France alleged that the flag State of a vessel has exclusive jurisdiction over
offences committed on board the ship in high seas. The Court disagreed. It
held that France, as the flag State, did not enjoy exclusive territorial
jurisdiction in the high seas in respect of a collision with a vessel carrying the
flag of another State (paras 71 – 84). The Court held that Turkey and France
both have jurisdiction in respect of the whole incident: in other words, there
was concurrent jurisdiction.
The Court held that a ship in the high seas is assimilated to the territory of the
flag State. This State may exercise its jurisdiction over the ship, in the same
way as it exercises its jurisdiction over its land, to the exclusion of all other
States. In this case, the Court equated the Turkish vessel to Turkish territory.
The Court held that the “… offence produced its effects on the Turkish vessel
and consequently in a place assimilated to Turkish territory in which the
application of Turkish criminal law cannot be challenged, even in regard to
offences committed there by foreigners.” The Court concluded that Turkey had
jurisdiction over this case.
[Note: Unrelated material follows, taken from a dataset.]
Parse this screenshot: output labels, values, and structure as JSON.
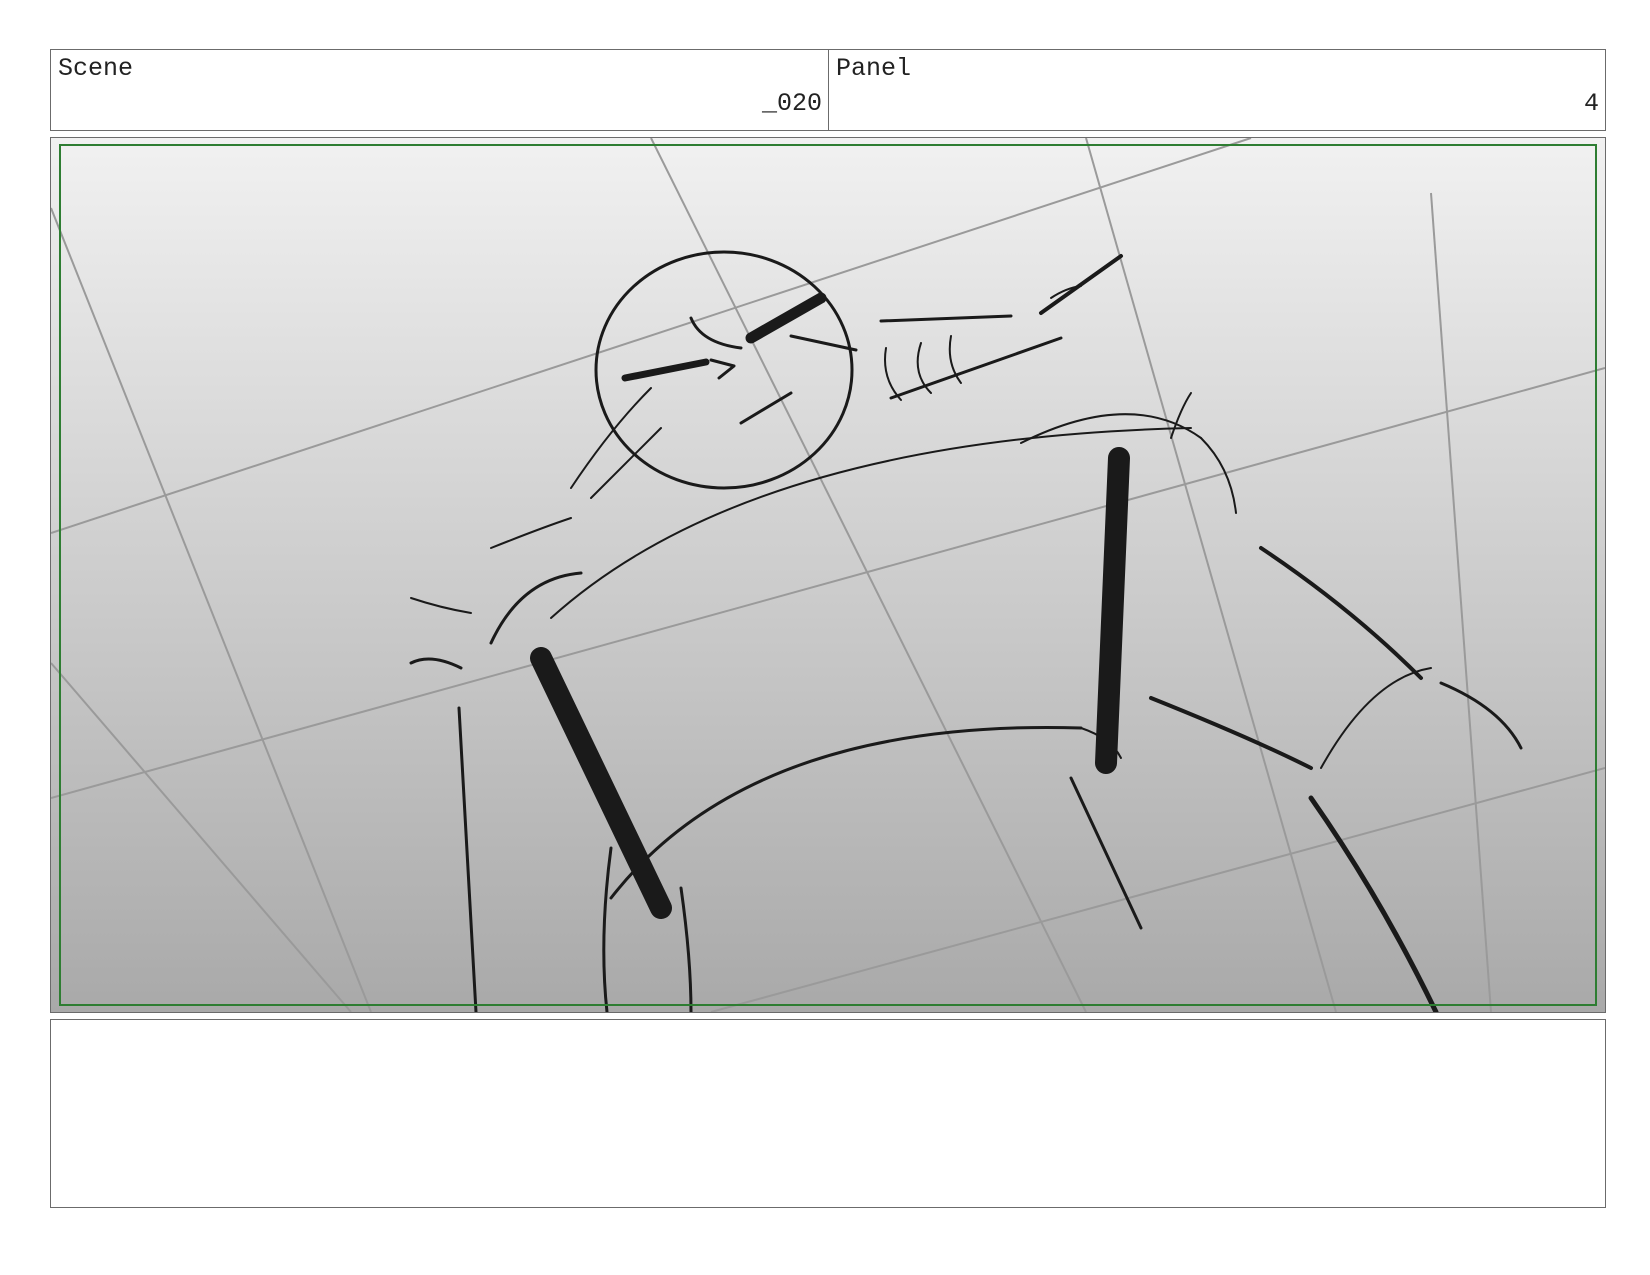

It further said:
“If, therefore, a guilty act committed on the high seas produces its effects on a vessel flying another flag or in foreign
territory, the same principles must be applied as if the territories of two different States were concerned, and the
conclusion must therefore be drawn that there is no rule of international law prohibiting the State to which the ship on
which the effects of the offence have taken place belongs, from regarding the offence as having been committed in its
territory and prosecuting, accordingly, the delinquent.”
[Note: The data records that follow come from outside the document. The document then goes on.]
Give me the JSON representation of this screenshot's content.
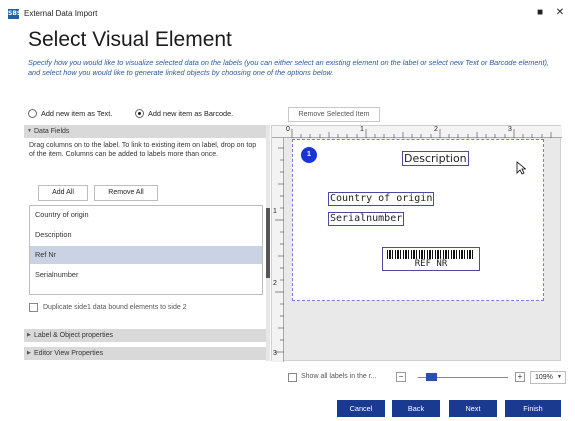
{
  "window": {
    "app_icon_text": "SBS",
    "title": "External Data Import",
    "maximize_glyph": "■",
    "close_glyph": "✕"
  },
  "page": {
    "heading": "Select Visual Element",
    "instructions": "Specify how you would like to visualize selected data on the labels (you can either select an existing element on the label or select new Text or Barcode element), and select how you would like to generate linked objects by choosing one of the options below."
  },
  "options": {
    "add_as_text": "Add new item as Text.",
    "add_as_barcode": "Add new item as Barcode.",
    "selected": "barcode",
    "remove_selected_label": "Remove Selected Item"
  },
  "data_fields": {
    "section_title": "Data Fields",
    "help_text": "Drag columns on to the label. To link to existing item on label, drop on top of the item. Columns can be added to labels more than once.",
    "add_all_label": "Add All",
    "remove_all_label": "Remove All",
    "items": [
      {
        "label": "Country of origin",
        "selected": false
      },
      {
        "label": "Description",
        "selected": false
      },
      {
        "label": "Ref Nr",
        "selected": true
      },
      {
        "label": "Serialnumber",
        "selected": false
      }
    ],
    "duplicate_label": "Duplicate side1 data bound elements to side 2"
  },
  "sections": {
    "label_object_props": "Label & Object properties",
    "editor_view_props": "Editor View Properties"
  },
  "canvas": {
    "badge": "1",
    "ruler_top": [
      "0",
      "1",
      "2",
      "3"
    ],
    "ruler_left": [
      "1",
      "2",
      "3"
    ],
    "elements": {
      "description": "Description",
      "country": "Country of origin",
      "serial": "Serialnumber",
      "barcode_text": "REF NR"
    }
  },
  "bottom": {
    "show_all_label": "Show all labels in the r...",
    "zoom": "109%",
    "zoom_out": "−",
    "zoom_in": "+"
  },
  "actions": {
    "cancel": "Cancel",
    "back": "Back",
    "next": "Next",
    "finish": "Finish"
  },
  "colors": {
    "accent": "#1a3a8f",
    "instruction_text": "#2b5aa0",
    "selection": "#c9d3e3"
  }
}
The Lotus Case is also significant in that the Court said that a State would
have territorial jurisdiction, even if the crime was committed outside its
territory, so long as a constitutive element of the crime was committed in that
State. Today, we call this subjective territorial jurisdiction. In order for
subjective territorial jurisdiction to be established, one must prove that the
element of the crime and the actual crime are entirely inseparable: in other
words, if the constituent element was absent – the crime would not have
happened. The Court said:
“The offence for which Lieutenant Demons appears to have been prosecuted was an act – of negligence or imprudence
– having its origin on board the Lotus, whilst its effects made themselves felt on board the Boz-Kourt. These two
elements are, legally, entirely inseparable, so much so that their separation renders the offence non-existent… It is only
natural that each should be able to exercise jurisdiction and to do so in respect of the incident as a whole. It is therefore
a case of concurrent jurisdiction.”
In other words, opinio juris is reflected not only in acts of States (Nicaragua
Case), but also in omissions when those omissions are made following a
belief that the said State is obligated by law to refrain from acting in a
particular way. (For more on opinio juris click here)
In the Kosovo Advisory Opinion the Court had to decide if the unilateral
declaration of Kosovo of February 2008 was ‘in accordance with’ international
law. The Court inquired and concluded that the applicable international law did
not prohibit an unilateral declaration of independence. Based on this finding,
the Court decided that ‘the adoption of the declaration of independence did
not… violate any applicable rule of international law’.